On the Flatness, Non-linearity, and Branching Direction of Natural Language and Random Constituency Trees: Analyzing Structural Variation within and across Languages
This repository provides the experimental codes for the QUASY@SyntaxFest 2025 paper On the Flatness, Non-linearity, and Branching Direction of Natural Language and Random Constituency Trees: Analyzing Structural Variation within and across Languages.
Simply running uv run python ...
automatically recovers the environment.
scripts/preprocess_and_eval.py
is used.

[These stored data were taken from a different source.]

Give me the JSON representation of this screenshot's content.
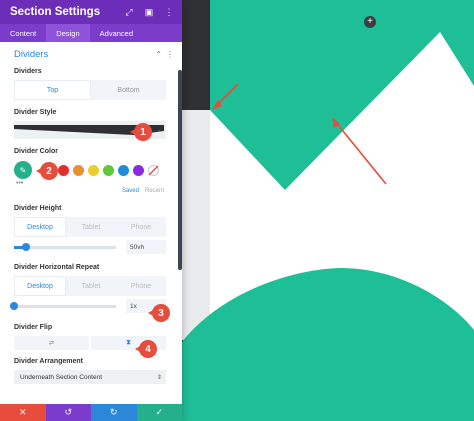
{
  "header": {
    "title": "Section Settings"
  },
  "tabs": [
    {
      "label": "Content"
    },
    {
      "label": "Design"
    },
    {
      "label": "Advanced"
    }
  ],
  "section": {
    "title": "Dividers"
  },
  "dividers": {
    "label": "Dividers",
    "options": [
      "Top",
      "Bottom"
    ],
    "selected": "Top"
  },
  "divider_style": {
    "label": "Divider Style"
  },
  "divider_color": {
    "label": "Divider Color",
    "swatches": [
      "#e0302b",
      "#e8912c",
      "#e9cf2c",
      "#5fc93a",
      "#1f8ad8",
      "#8b2be0"
    ],
    "tabs": [
      "Saved",
      "Recent"
    ]
  },
  "divider_height": {
    "label": "Divider Height",
    "devices": [
      "Desktop",
      "Tablet",
      "Phone"
    ],
    "value": "50vh",
    "slider_fraction": 0.12
  },
  "divider_repeat": {
    "label": "Divider Horizontal Repeat",
    "devices": [
      "Desktop",
      "Tablet",
      "Phone"
    ],
    "value": "1x",
    "slider_fraction": 0.0
  },
  "divider_flip": {
    "label": "Divider Flip",
    "options": [
      "⇄",
      "⧗"
    ]
  },
  "divider_arrangement": {
    "label": "Divider Arrangement",
    "value": "Underneath Section Content"
  },
  "callouts": [
    "1",
    "2",
    "3",
    "4"
  ],
  "colors": {
    "header": "#6c2eb9",
    "accent": "#2b87da",
    "canvas_green": "#1ebe96",
    "callout": "#e74c3c",
    "footer": [
      "#e74c3c",
      "#7b3ccc",
      "#2b87da",
      "#23b08a"
    ]
  },
  "icons": [
    "expand-icon",
    "sidebar-icon",
    "more-icon",
    "chevron-up-icon",
    "more-icon",
    "eyedropper-icon",
    "add-section-icon",
    "close-icon",
    "undo-icon",
    "redo-icon",
    "check-icon"
  ]
}
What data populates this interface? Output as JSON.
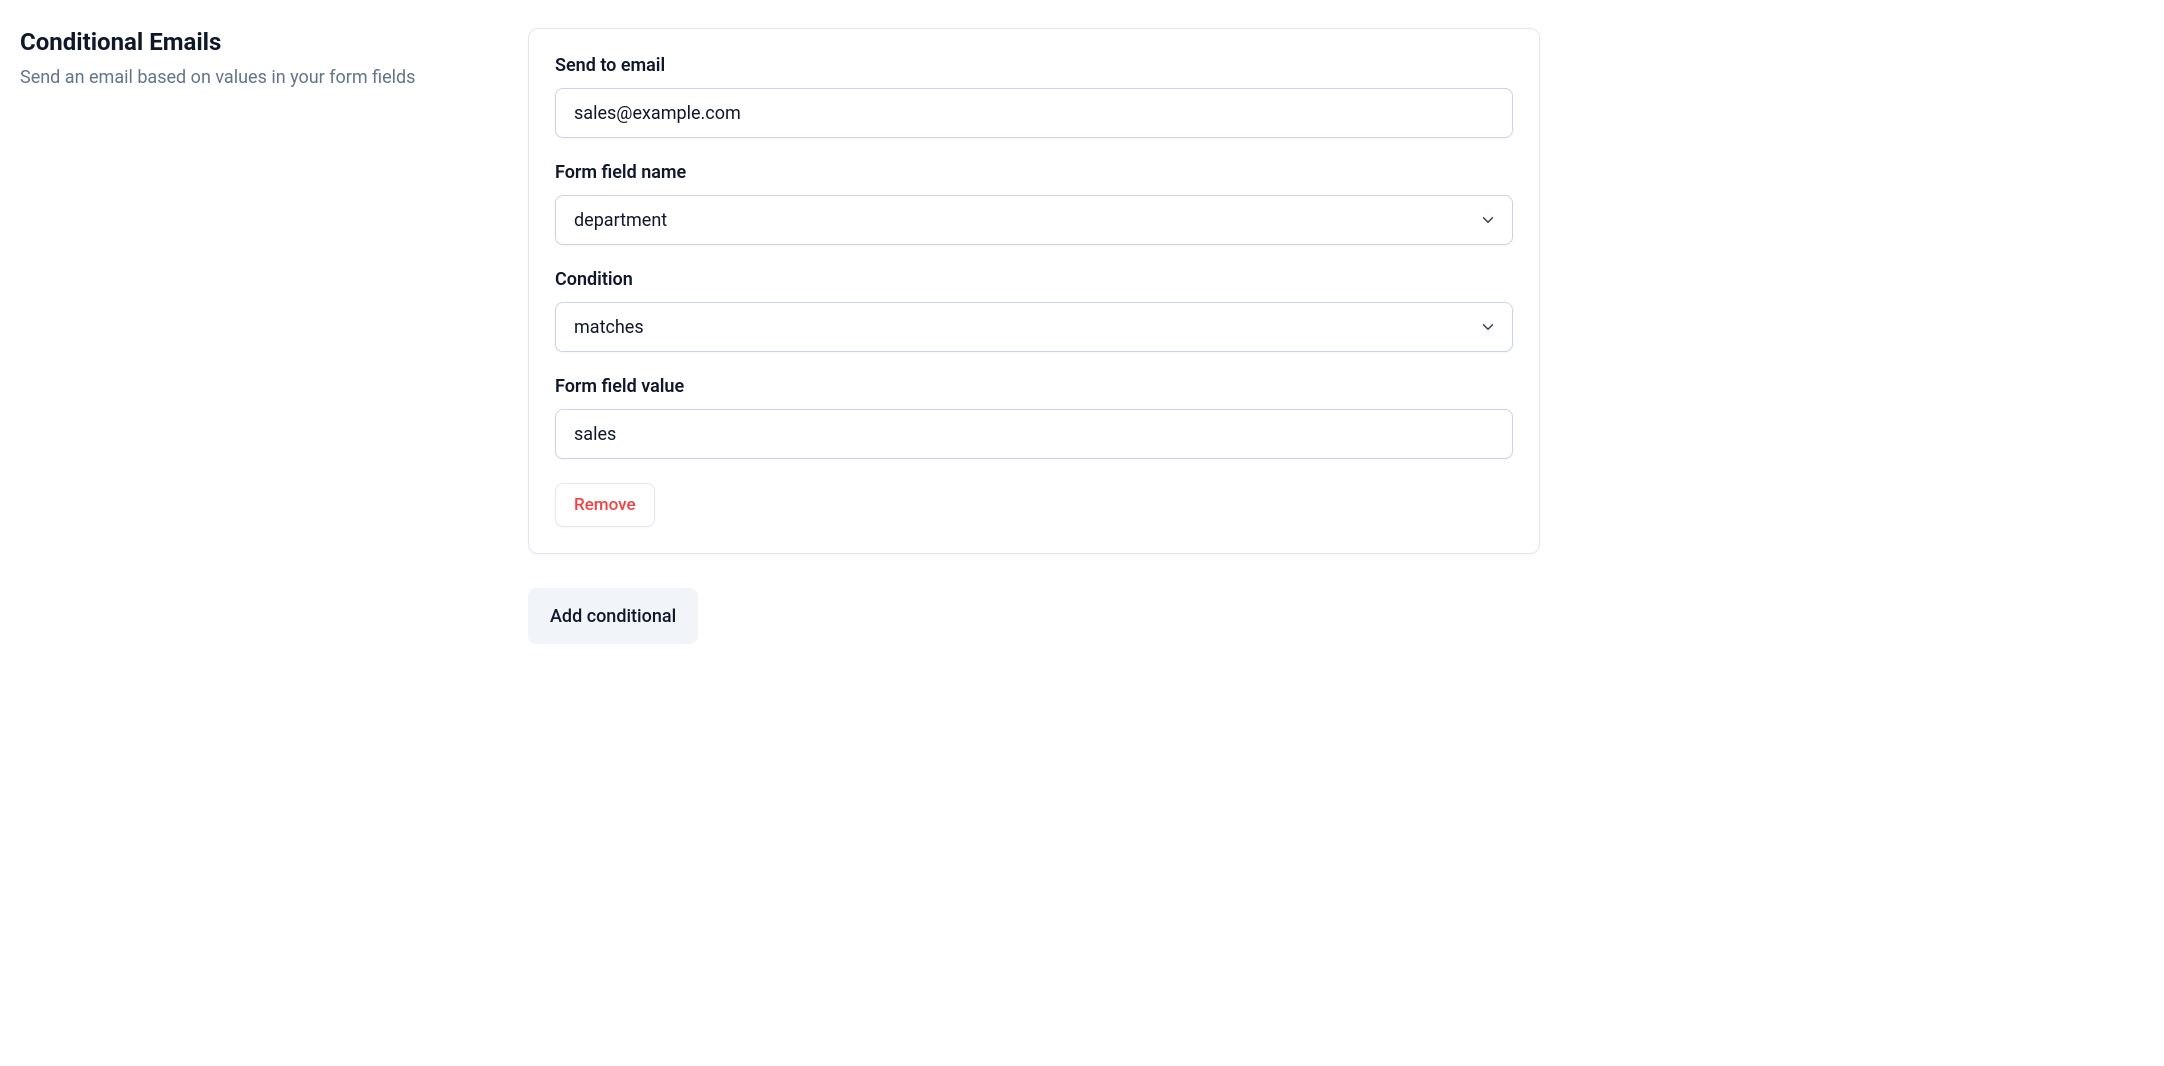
{
  "sidebar": {
    "title": "Conditional Emails",
    "description": "Send an email based on values in your form fields"
  },
  "card": {
    "send_to_email_label": "Send to email",
    "send_to_email_value": "sales@example.com",
    "form_field_name_label": "Form field name",
    "form_field_name_value": "department",
    "condition_label": "Condition",
    "condition_value": "matches",
    "form_field_value_label": "Form field value",
    "form_field_value_value": "sales",
    "remove_label": "Remove"
  },
  "actions": {
    "add_conditional_label": "Add conditional"
  }
}
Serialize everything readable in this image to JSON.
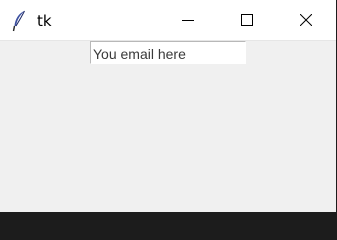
{
  "window": {
    "title": "tk",
    "app_icon": "feather-icon",
    "controls": {
      "minimize_icon": "minimize-icon",
      "maximize_icon": "maximize-icon",
      "close_icon": "close-icon"
    }
  },
  "form": {
    "email": {
      "value": "You email here"
    }
  }
}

Hyperparameters are directly coded in the script.
This script consists of 3 steps: 1) preprocessing of treebanks, 2) generation of random trees, and 3) calculation of tree shape measures.
Run
uv run python -m scripts.preprocess_and_eval
For full experiments, you (at least) need to modify the script and set the following variables:
data_base_dir: str = "PathToDirectory" # Set the directory where all datasets are placed.
debug: bool = False # Set False, the default is True.
Note that you can also speed up the experiment by setting the following variable:
num_parallel: int
Although there is an option for gpu, the experiments basically do not use gpus.
To generate Figure 3, 4, 5, 6, 8, and 9, use scripts/plot.py
.
To generate Table 2, use scripts/treebank_stats.py
.
To generate Table 3, use scripts/hist_intersec_whole.py
.
To generate Table 4, use scripts/hist_compare_average.py
.
To generate Table 4, use scripts/hist_compare_multi.py
.
Hyperparameters are directly coded in the scripts.
Run
uv run python -m scripts.plot
uv run python -m scripts.treebank_stats
uv run python -m scripts.hist_intersec_whole
uv run python -m scripts.hist_compare_average
uv run python -m scripts.hist_compare_multi
For full experiments, you need to modify the scripts and set the following variables:
base_dir: Path = Path("../tmp") # Set the directory where all results will be placed.
debug: bool = False # Set False, the default is True
num_parallel: int # Number of parallel process.
This code is distributed under the MIT License.